EL DORADO HILLS --
On the eastern end of Folsom Lake, small streams are carving their way through mud, over and around rocks and into the lake as if on a critical mission.
"I love the sound," said fisherman Jim Early, of the flowing water. "I love the smell of it. I love everything about it."
FOX40 found similar sentiments all around the lake's Browns Ravine Recreation Area on Tuesday afternoon.
"Everybody's happy...the water levels are up," boater and fisherman Rick Orbea explained.
The level of Folsom Lake is now at 79 percent of average for this time of year, 400 feet above sea level. That is up 50 feet from the lake's record low in December. It's enough of an improvement that lake managers have lifted the 5 mph speed limit for boats, though boaters are still urged to watch out for floating logs and other debris.

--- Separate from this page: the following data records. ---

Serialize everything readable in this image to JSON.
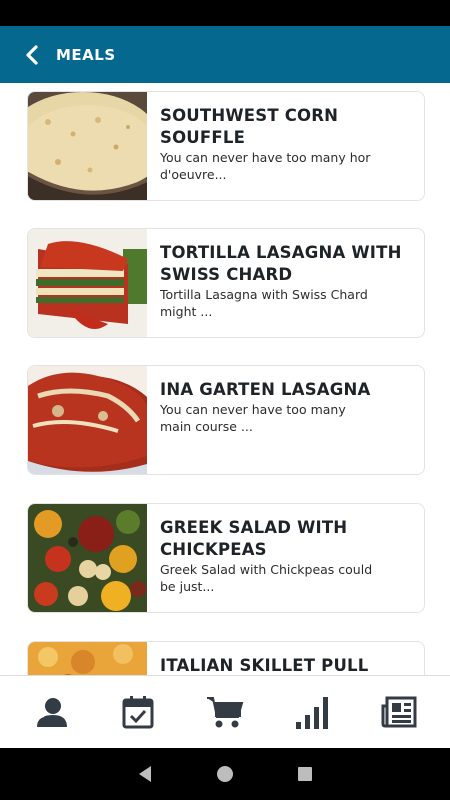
{
  "header": {
    "title": "MEALS"
  },
  "meals": [
    {
      "title": "SOUTHWEST CORN SOUFFLE",
      "description": "You can never have too many hor d'oeuvre..."
    },
    {
      "title": "TORTILLA LASAGNA WITH SWISS CHARD",
      "description": "Tortilla Lasagna with Swiss Chard might ..."
    },
    {
      "title": "INA GARTEN LASAGNA",
      "description": "You can never have too many main course ..."
    },
    {
      "title": "GREEK SALAD WITH CHICKPEAS",
      "description": "Greek Salad with Chickpeas could be just..."
    },
    {
      "title": "ITALIAN SKILLET PULL",
      "description": ""
    }
  ],
  "bottom_nav": {
    "items": [
      {
        "icon": "profile-icon"
      },
      {
        "icon": "calendar-check-icon"
      },
      {
        "icon": "cart-icon"
      },
      {
        "icon": "bar-chart-icon"
      },
      {
        "icon": "newspaper-icon"
      }
    ]
  },
  "colors": {
    "header": "#05698f",
    "icon": "#333b44"
  }
}
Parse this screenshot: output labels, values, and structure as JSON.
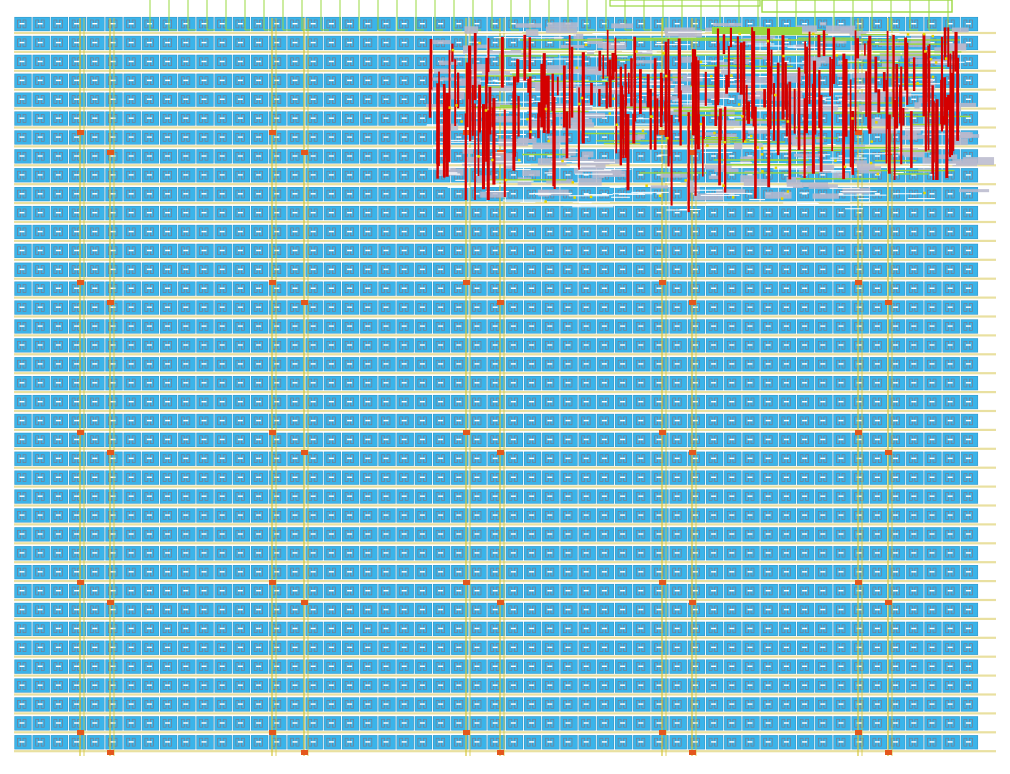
{
  "diagram": {
    "colors": {
      "background": "#ffffff",
      "cell_fill": "#3ab4ea",
      "cell_outline": "#2f8fbf",
      "cell_pin": "#7a7a8c",
      "power_rail": "#e9e0a0",
      "guide_line": "#d4c63a",
      "route_green": "#9ad840",
      "route_red": "#d40000",
      "route_gray": "#b9b9cc",
      "route_yellow": "#e8d800",
      "route_white": "#ffffff",
      "io_marker": "#e4571c"
    }
  }
}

The snowpack that will feed reservoirs in the spring and summer is also encouraging.
Electronic readings show the water content of the statewide Sierra snowpack is at 115 percent of historical average. The last time it was that good was in 2011.

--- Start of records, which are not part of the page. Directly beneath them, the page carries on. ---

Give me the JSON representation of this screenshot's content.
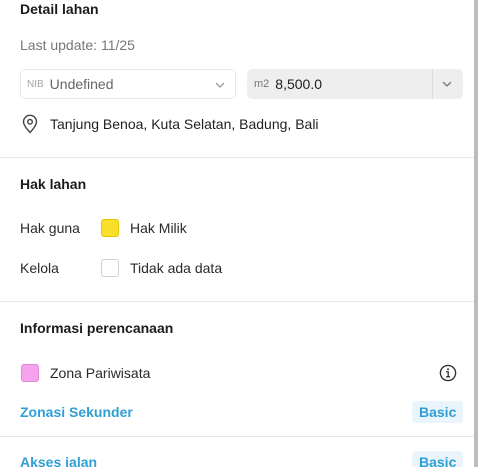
{
  "detail_lahan": {
    "title": "Detail lahan",
    "last_update": "Last update: 11/25",
    "nib": {
      "prefix": "NIB",
      "value": "Undefined"
    },
    "area": {
      "unit": "m2",
      "value": "8,500.0"
    },
    "location": "Tanjung Benoa, Kuta Selatan, Badung, Bali"
  },
  "hak_lahan": {
    "title": "Hak lahan",
    "rows": [
      {
        "label": "Hak guna",
        "value": "Hak Milik",
        "swatch_color": "#f9df2a"
      },
      {
        "label": "Kelola",
        "value": "Tidak ada data",
        "swatch_color": "#ffffff"
      }
    ]
  },
  "informasi_perencanaan": {
    "title": "Informasi perencanaan",
    "zona": {
      "label": "Zona Pariwisata",
      "swatch_color": "#f5a3ec"
    },
    "zonasi_sekunder": {
      "label": "Zonasi Sekunder",
      "badge": "Basic"
    },
    "akses_jalan": {
      "label": "Akses jalan",
      "badge": "Basic"
    }
  },
  "colors": {
    "accent": "#2f9fd6",
    "badge_bg": "#eaf4fb"
  },
  "icons": {
    "location": "map-pin-icon",
    "info": "info-circle-icon",
    "dropdown": "chevron-down-icon"
  }
}
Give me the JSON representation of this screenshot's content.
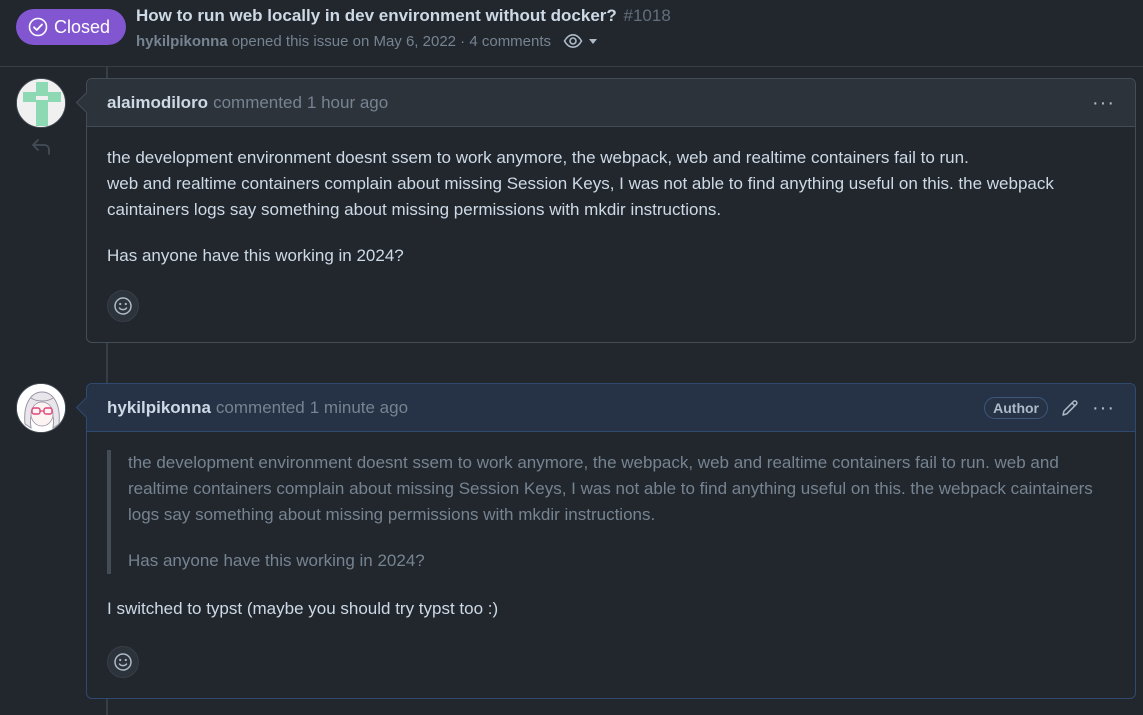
{
  "issue": {
    "state": "Closed",
    "title": "How to run web locally in dev environment without docker?",
    "number": "#1018",
    "author": "hykilpikonna",
    "opened_text": "opened this issue on May 6, 2022 · 4 comments"
  },
  "comments": [
    {
      "login": "alaimodiloro",
      "action": "commented",
      "time": "1 hour ago",
      "paragraphs": [
        "the development environment doesnt ssem to work anymore, the webpack, web and realtime containers fail to run.",
        "web and realtime containers complain about missing Session Keys, I was not able to find anything useful on this. the webpack caintainers logs say something about missing permissions with mkdir instructions.",
        "Has anyone have this working in 2024?"
      ]
    },
    {
      "login": "hykilpikonna",
      "action": "commented",
      "time": "1 minute ago",
      "badge": "Author",
      "quote": [
        "the development environment doesnt ssem to work anymore, the webpack, web and realtime containers fail to run. web and realtime containers complain about missing Session Keys, I was not able to find anything useful on this. the webpack caintainers logs say something about missing permissions with mkdir instructions.",
        "Has anyone have this working in 2024?"
      ],
      "reply": "I switched to typst (maybe you should try typst too :)"
    }
  ],
  "icons": {
    "state": "check-circle-icon",
    "subscribe": "eye-icon",
    "menu": "kebab-icon",
    "edit": "pencil-icon",
    "reaction": "smiley-icon",
    "reply": "reply-arrow-icon"
  },
  "colors": {
    "background": "#22272e",
    "closed_badge": "#8256d0",
    "author_border": "#2f4a6e"
  }
}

Because of the improving outlook, California's Department of Water Resources on Tuesday increased the estimated amount of water that will be delivered this year through the State Water Project from 10 percent to 15 percent. That means 15 percent of water requested by water agencies and farmers will be delivered. The amount will grow if the rainy season permits.

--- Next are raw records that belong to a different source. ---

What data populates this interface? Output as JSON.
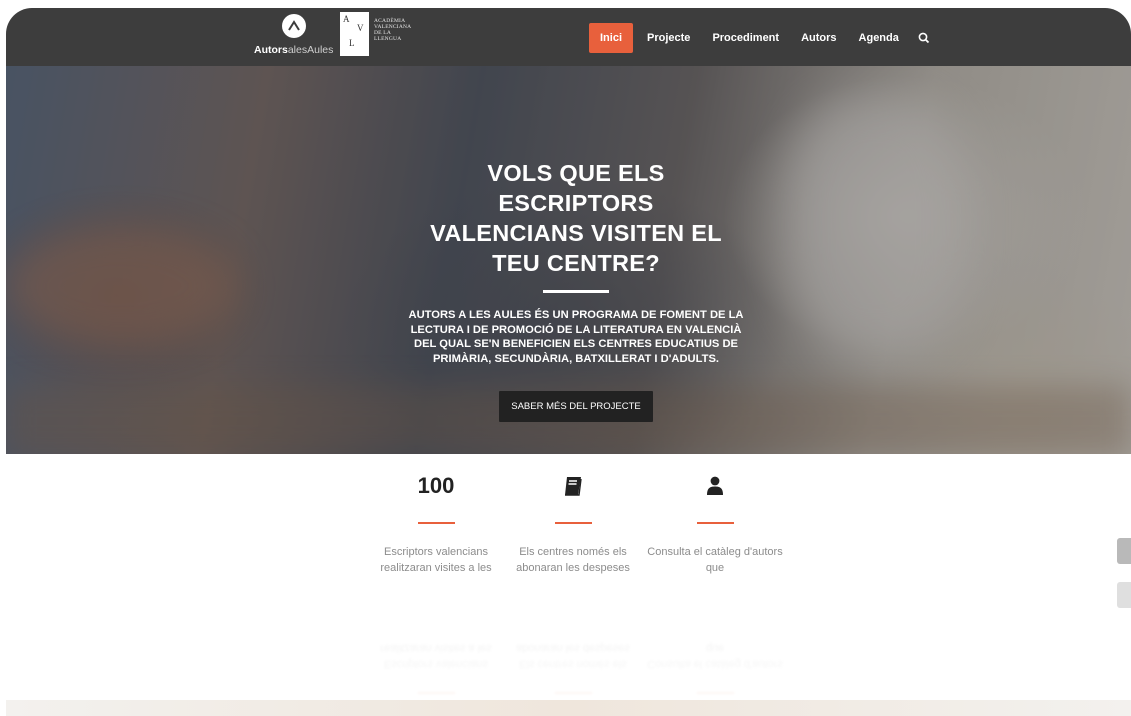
{
  "brand": {
    "logo_bold": "Autors",
    "logo_light": "alesAules",
    "avl_letters": [
      "A",
      "V",
      "L"
    ],
    "avl_lines": [
      "ACADÈMIA",
      "VALENCIANA",
      "DE LA",
      "LLENGUA"
    ]
  },
  "nav": {
    "items": [
      {
        "label": "Inici",
        "active": true
      },
      {
        "label": "Projecte"
      },
      {
        "label": "Procediment"
      },
      {
        "label": "Autors"
      },
      {
        "label": "Agenda"
      }
    ],
    "search_icon": "search-icon"
  },
  "hero": {
    "title_lines": [
      "VOLS QUE ELS",
      "ESCRIPTORS",
      "VALENCIANS VISITEN EL",
      "TEU CENTRE?"
    ],
    "text": "AUTORS A LES AULES ÉS UN PROGRAMA DE FOMENT DE LA LECTURA I DE PROMOCIÓ DE LA LITERATURA EN VALENCIÀ DEL QUAL SE'N BENEFICIEN ELS CENTRES EDUCATIUS DE PRIMÀRIA, SECUNDÀRIA, BATXILLERAT I D'ADULTS.",
    "button": "SABER MÉS DEL PROJECTE"
  },
  "features": [
    {
      "number": "100",
      "desc": "Escriptors valencians realitzaran visites a les"
    },
    {
      "icon": "book-icon",
      "desc": "Els centres només els abonaran les despeses"
    },
    {
      "icon": "user-icon",
      "desc": "Consulta el catàleg d'autors que"
    }
  ],
  "colors": {
    "accent": "#e8603c",
    "topbar": "#3d3d3d"
  }
}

But, of course, it is an extreme drought that California is trying to pull out of. State water managers say the snowpack needs to be at least 150 percent of average by April 1 to ease the drought. And ground water aquifers, which many farmers rely upon, are slower to recover than reservoirs.
Back on the eastern shore of Folsom Lake, fisherman Early isn't worried. He has lived near the lake since 1970 and believes nature will find a way out of this water crisis.
"Oh yeah, she always comes through," he assured. "She always has."